Hast du der letzten Zeit auch etwas Positives abgewinnen können? 

Naja, ich glaube, so wie die meisten Leute weiß ich manche Dinge, die oft schon sehr selbstverständlich wirken, aber es nicht sind, wieder mehr zu schätzen. Jeder hat mitgekriegt, wie schnell es mit der Freiheit und der wirtschaftlichen Sicherheit, oder leider teilweise auch mit der G’sundheit vorbei sein kann. Das darf man sich ruhig immer wieder vor Augen führen.

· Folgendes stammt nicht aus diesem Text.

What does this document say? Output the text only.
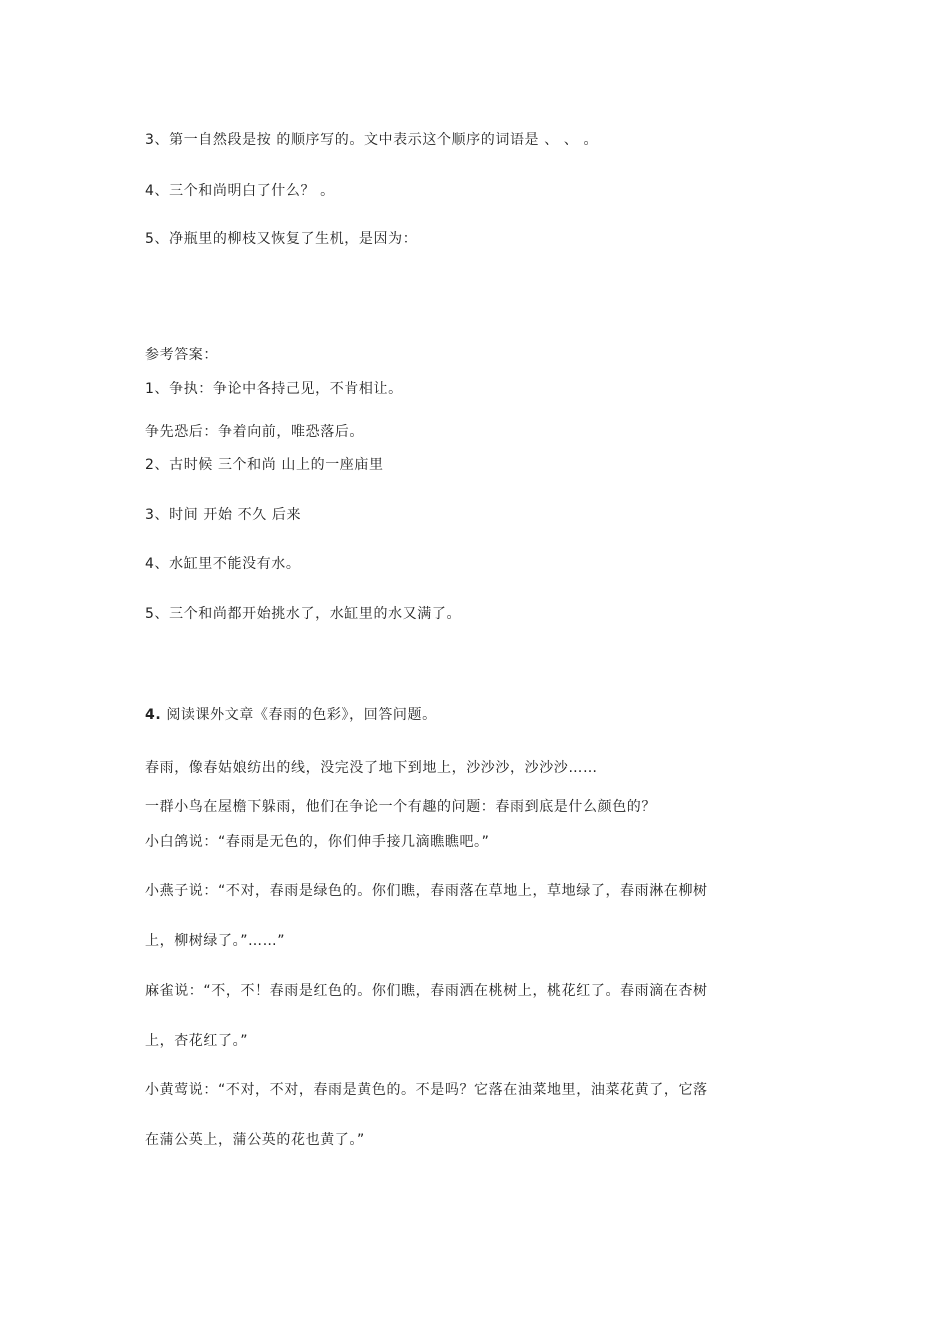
3、第一自然段是按 的顺序写的。文中表示这个顺序的词语是 、 、 。
4、三个和尚明白了什么？ 。
5、净瓶里的柳枝又恢复了生机，是因为：
参考答案：
1、争执：争论中各持己见，不肯相让。
争先恐后：争着向前，唯恐落后。
2、古时候 三个和尚 山上的一座庙里
3、时间 开始 不久 后来
4、水缸里不能没有水。
5、三个和尚都开始挑水了，水缸里的水又满了。
4. 阅读课外文章《春雨的色彩》，回答问题。
春雨，像春姑娘纺出的线，没完没了地下到地上，沙沙沙，沙沙沙……
一群小鸟在屋檐下躲雨，他们在争论一个有趣的问题：春雨到底是什么颜色的？
小白鸽说：“春雨是无色的，你们伸手接几滴瞧瞧吧。”
小燕子说：“不对，春雨是绿色的。你们瞧，春雨落在草地上，草地绿了，春雨淋在柳树
上，柳树绿了。”……”
麻雀说：“不，不！春雨是红色的。你们瞧，春雨洒在桃树上，桃花红了。春雨滴在杏树
上，杏花红了。”
小黄莺说：“不对，不对，春雨是黄色的。不是吗？它落在油菜地里，油菜花黄了，它落
在蒲公英上，蒲公英的花也黄了。”
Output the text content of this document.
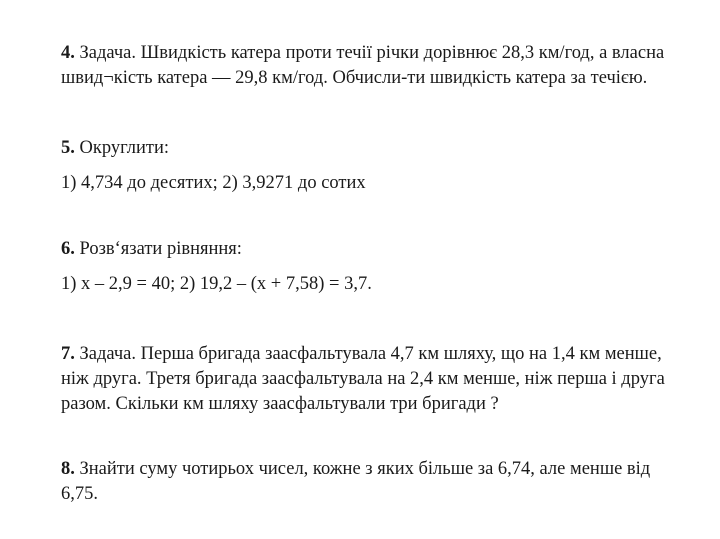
4. Задача. Швидкість катера проти течії річки дорівнює 28,3 км/год, а власна
швид¬кість катера — 29,8 км/год. Обчисли-ти швидкість катера за течією.
5. Округлити:
1) 4,734 до десятих; 2) 3,9271 до сотих
6. Розв‘язати рівняння:
1) х – 2,9 = 40; 2) 19,2 – (х + 7,58) = 3,7.
7. Задача. Перша бригада заасфальтувала 4,7 км шляху, що на 1,4 км менше,
ніж друга. Третя бригада заасфальтувала на 2,4 км менше, ніж перша і друга
разом. Скільки км шляху заасфальтували три бригади ?
8. Знайти суму чотирьох чисел, кожне з яких більше за 6,74, але менше від
6,75.
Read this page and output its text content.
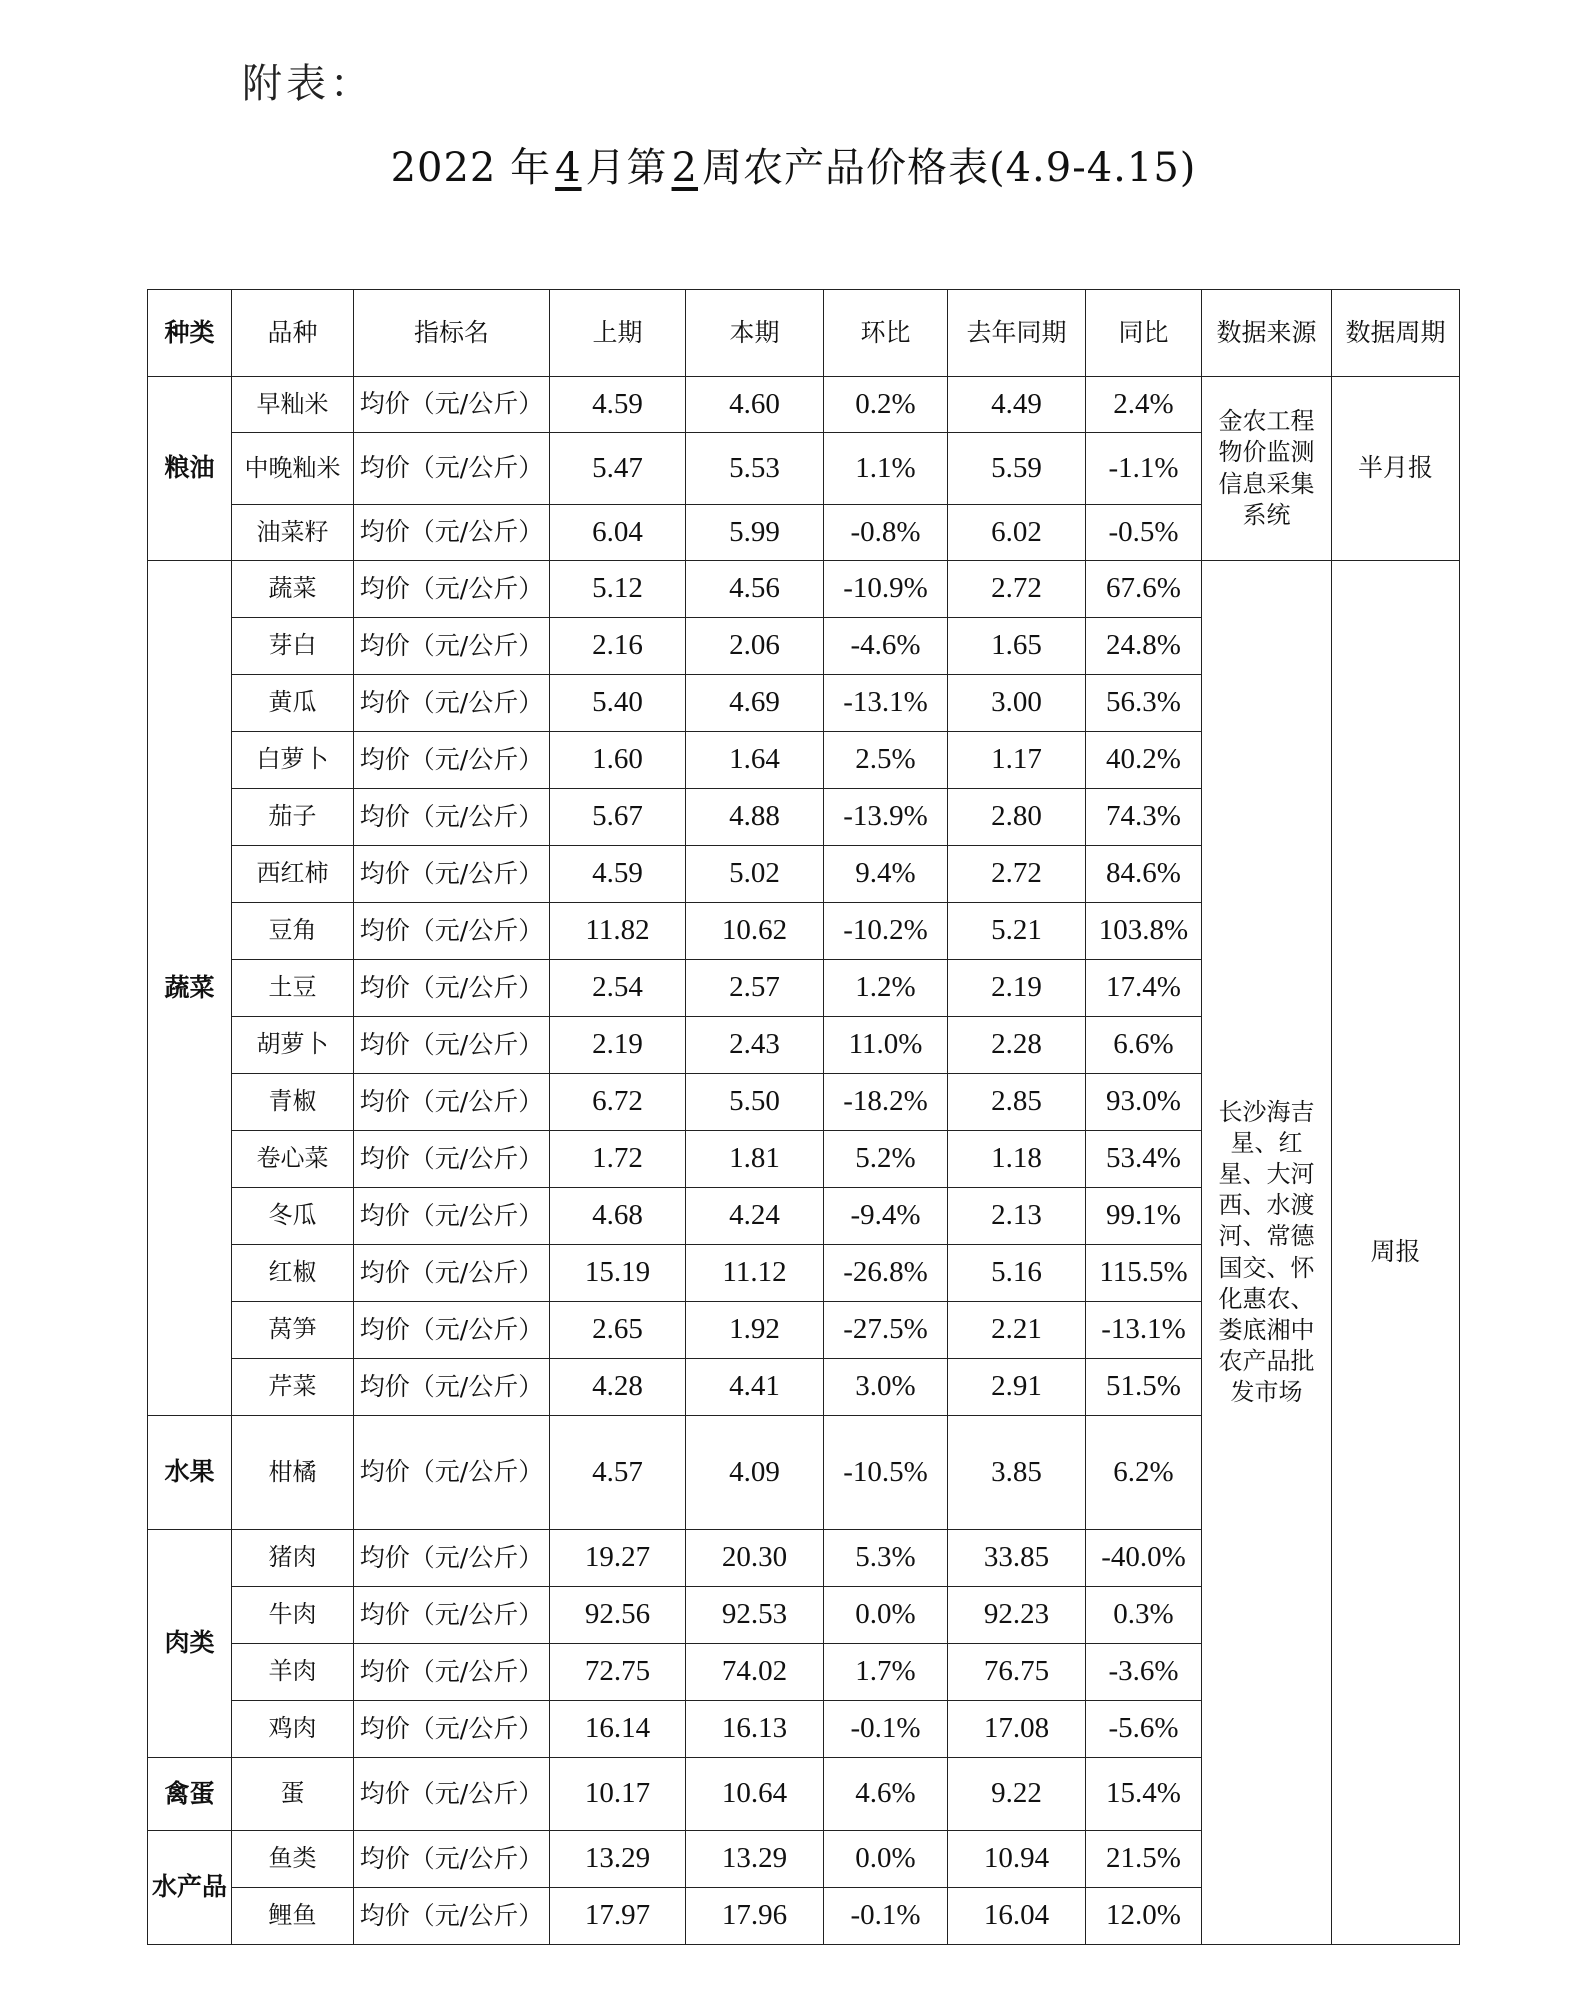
附表：
2022 年 4 月第 2 周农产品价格表(4.9-4.15)
种类	品种	指标名	上期	本期	环比	去年同期	同比	数据来源	数据周期
粮油	早籼米	均价（元/公斤）	4.59	4.60	0.2%	4.49	2.4%	金农工程物价监测信息采集系统	半月报
	中晚籼米	均价（元/公斤）	5.47	5.53	1.1%	5.59	-1.1%		
	油菜籽	均价（元/公斤）	6.04	5.99	-0.8%	6.02	-0.5%		
蔬菜	蔬菜	均价（元/公斤）	5.12	4.56	-10.9%	2.72	67.6%	长沙海吉星、红星、大河西、水渡河、常德国交、怀化惠农、娄底湘中农产品批发市场	周报
	芽白	均价（元/公斤）	2.16	2.06	-4.6%	1.65	24.8%		
	黄瓜	均价（元/公斤）	5.40	4.69	-13.1%	3.00	56.3%		
	白萝卜	均价（元/公斤）	1.60	1.64	2.5%	1.17	40.2%		
	茄子	均价（元/公斤）	5.67	4.88	-13.9%	2.80	74.3%		
	西红柿	均价（元/公斤）	4.59	5.02	9.4%	2.72	84.6%		
	豆角	均价（元/公斤）	11.82	10.62	-10.2%	5.21	103.8%		
	土豆	均价（元/公斤）	2.54	2.57	1.2%	2.19	17.4%		
	胡萝卜	均价（元/公斤）	2.19	2.43	11.0%	2.28	6.6%		
	青椒	均价（元/公斤）	6.72	5.50	-18.2%	2.85	93.0%		
	卷心菜	均价（元/公斤）	1.72	1.81	5.2%	1.18	53.4%		
	冬瓜	均价（元/公斤）	4.68	4.24	-9.4%	2.13	99.1%		
	红椒	均价（元/公斤）	15.19	11.12	-26.8%	5.16	115.5%		
	莴笋	均价（元/公斤）	2.65	1.92	-27.5%	2.21	-13.1%		
	芹菜	均价（元/公斤）	4.28	4.41	3.0%	2.91	51.5%		
水果	柑橘	均价（元/公斤）	4.57	4.09	-10.5%	3.85	6.2%		
肉类	猪肉	均价（元/公斤）	19.27	20.30	5.3%	33.85	-40.0%		
	牛肉	均价（元/公斤）	92.56	92.53	0.0%	92.23	0.3%		
	羊肉	均价（元/公斤）	72.75	74.02	1.7%	76.75	-3.6%		
	鸡肉	均价（元/公斤）	16.14	16.13	-0.1%	17.08	-5.6%		
禽蛋	蛋	均价（元/公斤）	10.17	10.64	4.6%	9.22	15.4%		
水产品	鱼类	均价（元/公斤）	13.29	13.29	0.0%	10.94	21.5%		
	鲤鱼	均价（元/公斤）	17.97	17.96	-0.1%	16.04	12.0%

Jeder hat mitgekriegt, wie schnell es mit der Freiheit und der wirtschaftlichen Sicherheit, oder leider teilweise auch mit der G’sundheit vorbei sein kann. Das darf man sich ruhig immer wieder vor Augen führen.

Anmerkung der Redaktion:

Thomas Fuchs möchte an dieser Stelle festhalten, dass das untenstehende Interview kurz nach dem ersten Lockdown im Frühjahr 2020 durchgeführt wurde, und die mittlerweile zum Teil sehr gravierende Situation in den Spitälern -aufgrund der damals wesentlich geringeren Zahl an schwerwiegenden Krankheitsverläufen bzw. Erkrankungen allgemein- in diesem Interview nicht so dargestellt wird. 

Würde in dem Interview der momentane Stand der Dinge (mit Anfang Dezember 2020) wiedergegeben werden, so würde das Bild der Situation in den Krankenhäusern leider ein wesentlich weniger optimistisches sein.